SOOO why the rush to ratify the Paris climate agreement?? Ask the guy in the image below.


Trump Effect
The rapid approval of the agreement - one of the fastest in the history of international deal-making – has happened in large part because a growing number of countries feel the urgency of taking swift action to deal with climate change and its worsening impacts, while big climate polluters such as China and the United States have jointly stepped up to push the deal. Climate deal members fear the US may back out.
Many nations have an anxious eye on this week’s U.S. elections, where Republican presidential candidate Donald Trump has promised to pull his country out of the climate agreement if elected. That threat, in recent months, has spurred a rush to ratify the agreement and ensure it takes force before the U.S. vote.
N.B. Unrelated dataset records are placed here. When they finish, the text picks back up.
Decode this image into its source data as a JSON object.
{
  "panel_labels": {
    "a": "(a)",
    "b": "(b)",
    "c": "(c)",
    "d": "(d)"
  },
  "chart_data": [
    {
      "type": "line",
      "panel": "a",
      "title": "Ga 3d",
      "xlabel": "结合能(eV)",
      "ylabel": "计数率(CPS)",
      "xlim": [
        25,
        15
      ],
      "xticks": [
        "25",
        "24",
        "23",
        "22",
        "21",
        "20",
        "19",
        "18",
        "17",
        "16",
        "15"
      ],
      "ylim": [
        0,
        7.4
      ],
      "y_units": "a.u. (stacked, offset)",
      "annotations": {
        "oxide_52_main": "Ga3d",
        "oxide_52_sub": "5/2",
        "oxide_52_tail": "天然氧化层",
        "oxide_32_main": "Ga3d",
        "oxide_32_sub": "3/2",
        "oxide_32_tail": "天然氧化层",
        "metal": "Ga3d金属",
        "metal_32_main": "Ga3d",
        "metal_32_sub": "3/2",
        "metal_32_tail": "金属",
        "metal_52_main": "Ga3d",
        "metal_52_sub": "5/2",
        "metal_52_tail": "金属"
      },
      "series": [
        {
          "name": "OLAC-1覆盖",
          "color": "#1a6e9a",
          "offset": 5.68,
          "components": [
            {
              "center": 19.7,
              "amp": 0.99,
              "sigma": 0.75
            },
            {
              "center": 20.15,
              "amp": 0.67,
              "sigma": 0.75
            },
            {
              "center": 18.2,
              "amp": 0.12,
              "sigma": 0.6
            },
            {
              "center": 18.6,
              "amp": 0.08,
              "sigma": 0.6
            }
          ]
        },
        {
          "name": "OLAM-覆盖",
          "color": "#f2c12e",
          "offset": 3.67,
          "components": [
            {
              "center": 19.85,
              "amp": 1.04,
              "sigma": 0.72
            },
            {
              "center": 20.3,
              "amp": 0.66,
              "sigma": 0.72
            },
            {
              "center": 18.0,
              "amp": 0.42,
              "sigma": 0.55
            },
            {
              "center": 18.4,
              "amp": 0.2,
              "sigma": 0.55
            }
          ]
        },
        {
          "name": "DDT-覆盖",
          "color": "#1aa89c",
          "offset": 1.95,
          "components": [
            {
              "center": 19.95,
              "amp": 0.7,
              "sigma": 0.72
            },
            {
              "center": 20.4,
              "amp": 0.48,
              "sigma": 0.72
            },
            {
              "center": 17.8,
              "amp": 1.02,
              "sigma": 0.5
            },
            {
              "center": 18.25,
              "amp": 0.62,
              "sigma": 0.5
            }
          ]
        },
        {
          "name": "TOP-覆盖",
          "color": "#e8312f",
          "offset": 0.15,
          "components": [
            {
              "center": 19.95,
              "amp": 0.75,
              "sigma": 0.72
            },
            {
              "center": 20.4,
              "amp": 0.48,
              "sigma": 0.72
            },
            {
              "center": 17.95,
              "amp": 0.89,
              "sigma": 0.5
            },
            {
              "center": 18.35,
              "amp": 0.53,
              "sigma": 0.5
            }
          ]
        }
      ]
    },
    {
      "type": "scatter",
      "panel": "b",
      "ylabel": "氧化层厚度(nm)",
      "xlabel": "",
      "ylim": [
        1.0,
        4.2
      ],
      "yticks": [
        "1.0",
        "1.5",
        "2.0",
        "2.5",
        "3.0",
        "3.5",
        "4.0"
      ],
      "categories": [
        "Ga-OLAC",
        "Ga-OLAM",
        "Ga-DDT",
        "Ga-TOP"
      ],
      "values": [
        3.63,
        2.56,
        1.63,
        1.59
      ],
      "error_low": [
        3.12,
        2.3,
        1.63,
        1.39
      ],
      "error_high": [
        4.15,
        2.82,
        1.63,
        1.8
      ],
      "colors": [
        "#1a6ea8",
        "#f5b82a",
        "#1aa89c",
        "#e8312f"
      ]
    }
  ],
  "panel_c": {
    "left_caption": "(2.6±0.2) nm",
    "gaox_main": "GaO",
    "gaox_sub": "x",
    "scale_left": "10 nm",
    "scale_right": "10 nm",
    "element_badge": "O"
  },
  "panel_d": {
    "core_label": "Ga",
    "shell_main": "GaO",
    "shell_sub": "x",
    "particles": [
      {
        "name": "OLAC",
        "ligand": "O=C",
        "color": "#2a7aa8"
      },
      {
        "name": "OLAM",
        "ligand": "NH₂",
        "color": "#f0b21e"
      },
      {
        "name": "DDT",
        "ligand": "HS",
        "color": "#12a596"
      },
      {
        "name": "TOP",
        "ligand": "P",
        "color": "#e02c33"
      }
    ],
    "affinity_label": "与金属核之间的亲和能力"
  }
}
Under the rules of the Paris Agreement, once it has come into effect, “legally a country cannot withdraw before the next five years are over”, said Sven Harmeling, international climate change policy coordinator.
The quick ratification of the global climate deal, however, will likely require a bit of procedural fancy footwork at the Nov. 7-18 U.N. climate talks. Talks can then continue but no decisions will need to be made until all the countries in the climate deal ratify it.


Temperature Threat

Negotiators in Morocco will be trying to push ahead on a few key points, however, looking at immediate actions that could be taken to cut emissions. They also will dig into how the world will make a promised shift to using virtually no fossil fuels by the second half of the century and how to hold global temperature rise to an ambitious target of “well below” 2 degrees Celsius.
“It’s now starting to sink in,” Aarnio said. “It means really, really drastic mitigation in all sectors, much faster than anything we’ve seen before.
That effort has had a boost in recent weeks with the passage of an accord to begin limiting the use of hydrofluorocarbons – refrigerants that are major contributors to climate change – and a separate deal to cap increases in aviation emissions by 2020.

From drought-related food scarcity in Malawi and Madagascar, to worsening storms in Vietnam and the Philippines, “what we are seeing this year is more and more difficult for people to prepare for and cope with”, said Mr Harmeling.